A panel of scientists from backgrounds as diverse as nuclear medicine, surgery, and evidence-based medicine compiled the guidelines after reviewing currently available data. The panel was convened by the AACE, the American College of Endocrinology, and the Italian Associazione Medici Endocrinologi.

The experts noted that although most patients with thyroid nodules are asymptomatic, this does not rule out a malignant lesion and it is important to review risk factors for thyroid cancer.

The panel agreed that all patients with a palpable thyroid nodule should undergo ultrasound (US) examination, while US-guided fine needle aspiration (FNA) is recommended for thyroid nodules of 10 mm in size, and only for nodules of smaller sizes than this if clinical information or US features are suspicious.

The guidelines state that thyroid FNA is a reliable and safe method of screening and that only experienced pathologists should interpret smears.
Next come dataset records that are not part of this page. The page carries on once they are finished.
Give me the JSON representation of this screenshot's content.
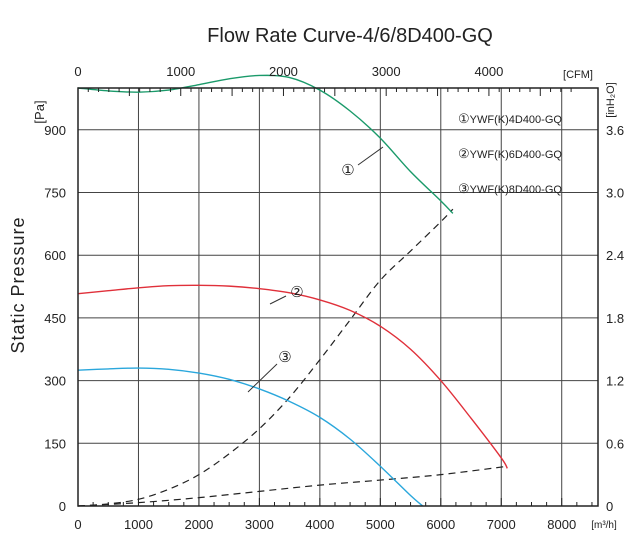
{
  "chart_data": {
    "type": "line",
    "title": "Flow Rate Curve-4/6/8D400-GQ",
    "ylabel": "Static Pressure",
    "y_unit": "[Pa]",
    "y2_unit": "[inH₂O]",
    "x_unit": "[m³/h]",
    "x2_unit": "[CFM]",
    "xlim": [
      0,
      8600
    ],
    "ylim": [
      0,
      1000
    ],
    "x_ticks": [
      "0",
      "1000",
      "2000",
      "3000",
      "4000",
      "5000",
      "6000",
      "7000",
      "8000"
    ],
    "y_ticks": [
      "0",
      "150",
      "300",
      "450",
      "600",
      "750",
      "900"
    ],
    "x2_ticks": [
      "0",
      "1000",
      "2000",
      "3000",
      "4000"
    ],
    "y2_ticks": [
      "0",
      "0.6",
      "1.2",
      "1.8",
      "2.4",
      "3.0",
      "3.6"
    ],
    "grid": true,
    "series": [
      {
        "name": "YWF(K)4D400-GQ",
        "marker": "①",
        "color": "#1a9a6a",
        "x": [
          0,
          500,
          1000,
          1500,
          2000,
          2500,
          3000,
          3500,
          4000,
          4500,
          5000,
          5500,
          6000,
          6200
        ],
        "y": [
          1000,
          993,
          990,
          995,
          1008,
          1022,
          1030,
          1025,
          995,
          945,
          880,
          800,
          730,
          700
        ]
      },
      {
        "name": "YWF(K)6D400-GQ",
        "marker": "②",
        "color": "#e0303a",
        "x": [
          0,
          500,
          1000,
          1500,
          2000,
          2500,
          3000,
          3500,
          4000,
          4500,
          5000,
          5500,
          6000,
          6500,
          7000,
          7100
        ],
        "y": [
          508,
          515,
          522,
          527,
          528,
          526,
          520,
          510,
          493,
          468,
          430,
          375,
          300,
          210,
          115,
          90
        ]
      },
      {
        "name": "YWF(K)8D400-GQ",
        "marker": "③",
        "color": "#2aa7dc",
        "x": [
          0,
          500,
          1000,
          1500,
          2000,
          2500,
          3000,
          3500,
          4000,
          4500,
          5000,
          5500,
          5700
        ],
        "y": [
          325,
          328,
          330,
          327,
          318,
          303,
          280,
          250,
          212,
          160,
          95,
          25,
          0
        ]
      }
    ],
    "system_curves": [
      {
        "style": "dashed",
        "x": [
          0,
          500,
          1000,
          1500,
          2000,
          2500,
          3000,
          3500,
          4000,
          4500,
          5000,
          5500,
          6000,
          6200
        ],
        "y": [
          0,
          5,
          16,
          40,
          75,
          125,
          185,
          260,
          350,
          445,
          540,
          610,
          680,
          710
        ]
      },
      {
        "style": "dashed",
        "x": [
          0,
          1000,
          2000,
          3000,
          4000,
          5000,
          6000,
          7100
        ],
        "y": [
          0,
          8,
          20,
          35,
          50,
          62,
          75,
          95
        ]
      }
    ]
  }
}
Patients with benign thyroid nodules should undergo follow-up, and malignant or suspicious nodules should be treated surgically.

For patients with low or suppressed thyroid stimulating hormone (TSH) levels, a radioisotope scan of the thyroid is a useful screening technique, states the panel.

Finally, measurements of low levels of serum TSH should be followed by measurement of free thyroxine, while high concentrations of serum TSH should prompt assessment of thyroid peroxidase antibody levels. Cystic thyroid lesions can be treated adequately by percutaneous ethanol injection and large, symptomatic goiters may be treated surgically or with radioiodine.

Concluding, the authors write in the journal Endocrine Practice: "We believe that these guidelines will be useful to clinical endocrinologists, endocrine surgeons, pediatricians, and internists whose practices include management of patients with thyroid disorders.

"These guidelines are thorough and practical, and they offer reasoned and balanced recommendations based on the best available evidence."